Lipiec to dla mnie miesiąc prezentów - sama je dostaję ze względu na imieniny, ale też sporo kupuję, bo kilka bliskich mi osób właśnie wtedy obchodzi swoje święta. W zeszłym tygodniu pokazałam wam kubek jest fajnie, który był pierwszą częścią prezentu dla mojej przyjaciółki, a dziś przyszła pora na część drugą, czyli kalendarz.
Kalendarz nie jest byle jaki, bo jest to TEN kalendarz. Jakieś siedem lat temu Empik wprowadził je do swojej oferty i od tamtej pory co roku pojawiają się w kilku wersjach. Po paru latach okładki zaczęły się robić coraz brzydsze, aż w końcu nie było z czego wybierać, więc sama zaczęłam kupować jakieś inne. Kliknij, żeby zobaczyć mój tegoroczny kalendarz. Moja przyjaciółka jednak tak się do nich przyzwyczaiła, że chciała mieć choćby najbrzydszy, byle środek wyglądał jak zawsze.

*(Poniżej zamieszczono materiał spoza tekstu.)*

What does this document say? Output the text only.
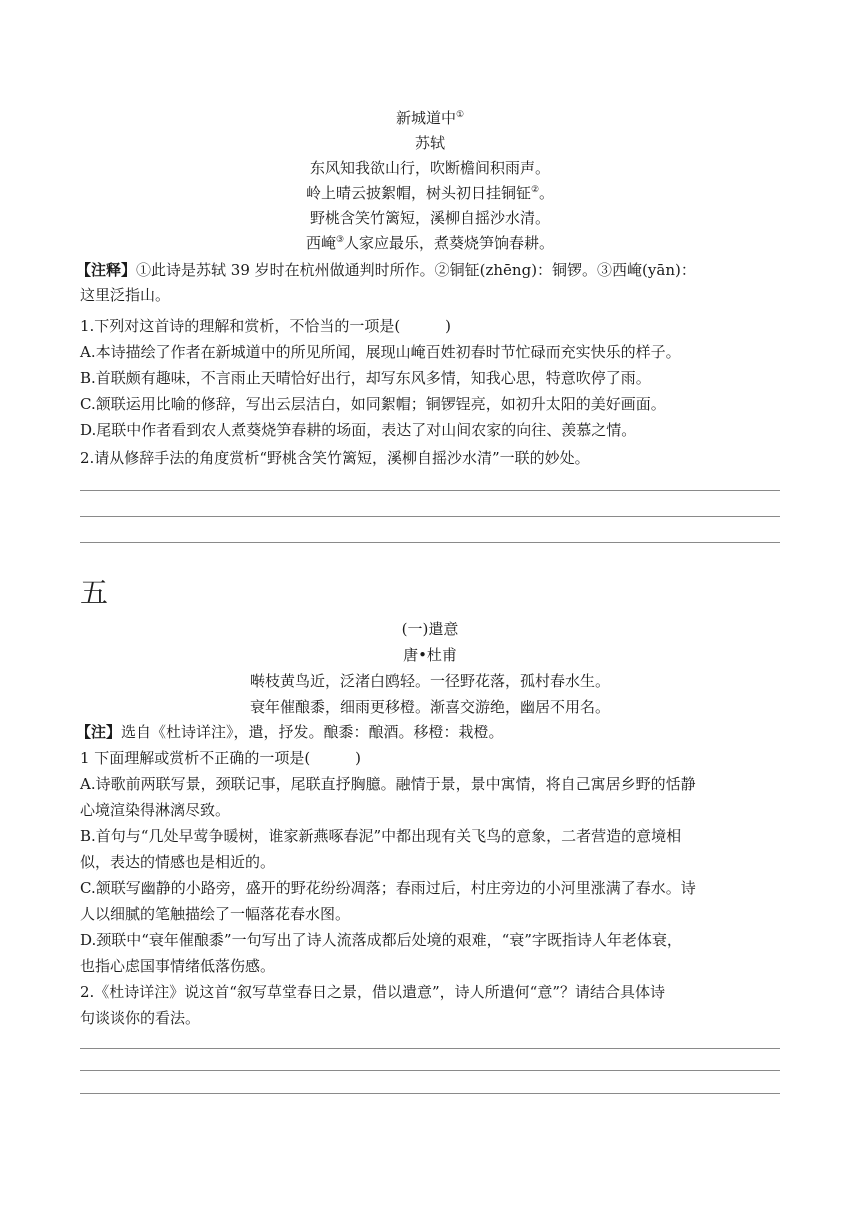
新城道中①
苏轼
东风知我欲山行，吹断檐间积雨声。
岭上晴云披絮帽，树头初日挂铜钲②。
野桃含笑竹篱短，溪柳自摇沙水清。
西崦③人家应最乐，煮葵烧笋饷春耕。
【注释】①此诗是苏轼 39 岁时在杭州做通判时所作。②铜钲(zhēng)：铜锣。③西崦(yān)：
这里泛指山。
1.下列对这首诗的理解和赏析，不恰当的一项是(　　　)
A.本诗描绘了作者在新城道中的所见所闻，展现山崦百姓初春时节忙碌而充实快乐的样子。
B.首联颇有趣味，不言雨止天晴恰好出行，却写东风多情，知我心思，特意吹停了雨。
C.颔联运用比喻的修辞，写出云层洁白，如同絮帽；铜锣锃亮，如初升太阳的美好画面。
D.尾联中作者看到农人煮葵烧笋春耕的场面，表达了对山间农家的向往、羡慕之情。
2.请从修辞手法的角度赏析“野桃含笑竹篱短，溪柳自摇沙水清”一联的妙处。
五
(一)遣意
唐•杜甫
啭枝黄鸟近，泛渚白鸥轻。一径野花落，孤村春水生。
衰年催酿黍，细雨更移橙。渐喜交游绝，幽居不用名。
【注】选自《杜诗详注》，遣，抒发。酿黍：酿酒。移橙：栽橙。
1 下面理解或赏析不正确的一项是(　　　)
A.诗歌前两联写景，颈联记事，尾联直抒胸臆。融情于景，景中寓情，将自己寓居乡野的恬静
心境渲染得淋漓尽致。
B.首句与“几处早莺争暖树，谁家新燕啄春泥”中都出现有关飞鸟的意象，二者营造的意境相
似，表达的情感也是相近的。
C.颔联写幽静的小路旁，盛开的野花纷纷凋落；春雨过后，村庄旁边的小河里涨满了春水。诗
人以细腻的笔触描绘了一幅落花春水图。
D.颈联中“衰年催酿黍”一句写出了诗人流落成都后处境的艰难，“衰”字既指诗人年老体衰，
也指心虑国事情绪低落伤感。
2.《杜诗详注》说这首“叙写草堂春日之景，借以遣意”，诗人所遣何“意”？请结合具体诗
句谈谈你的看法。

Kalendarze pojawiają się w Empikach zawsze pod koniec lipca, więc akurat, żebym wiedziała co kupić jej w imieninowym prezencie. Czasem okładki były tak brzydkie, że trzeba było coś na nich naklejać, ale i z tym dawałam radę :) W tym roku jednak nie było tak źle, a jedna z wersji wyjątkowo wpadła mi w oko, więc nie wahałam się długo.
Tak jak wspomniałam, kalendarze są dostępne w różnych rozmiarach i cenach, a zobaczyć je możecie TU. Ja zdecydowałam się na kołonotatnik w formacie B6, który kosztował 19,99 zł. W salonach stacjonarnych nie zawsze jest pełny wybór, dlatego najlepiej zamówić przez stronę i odebrać osobiście, wtedy wszystko przebiega sprawnie.
Dla zainteresowanych zdjęcia środka - można oczywiście powiększyć.
U nas to co prawda tradycja, ale myślę, że taki uroczy kalendarz to tak czy inaczej dobry pomysł na prezent. Nie jest drogi, a jeśli obdarowana osoba lubi robić zapiski, na pewno jej się przyda i zawsze będzie miała go przy sobie.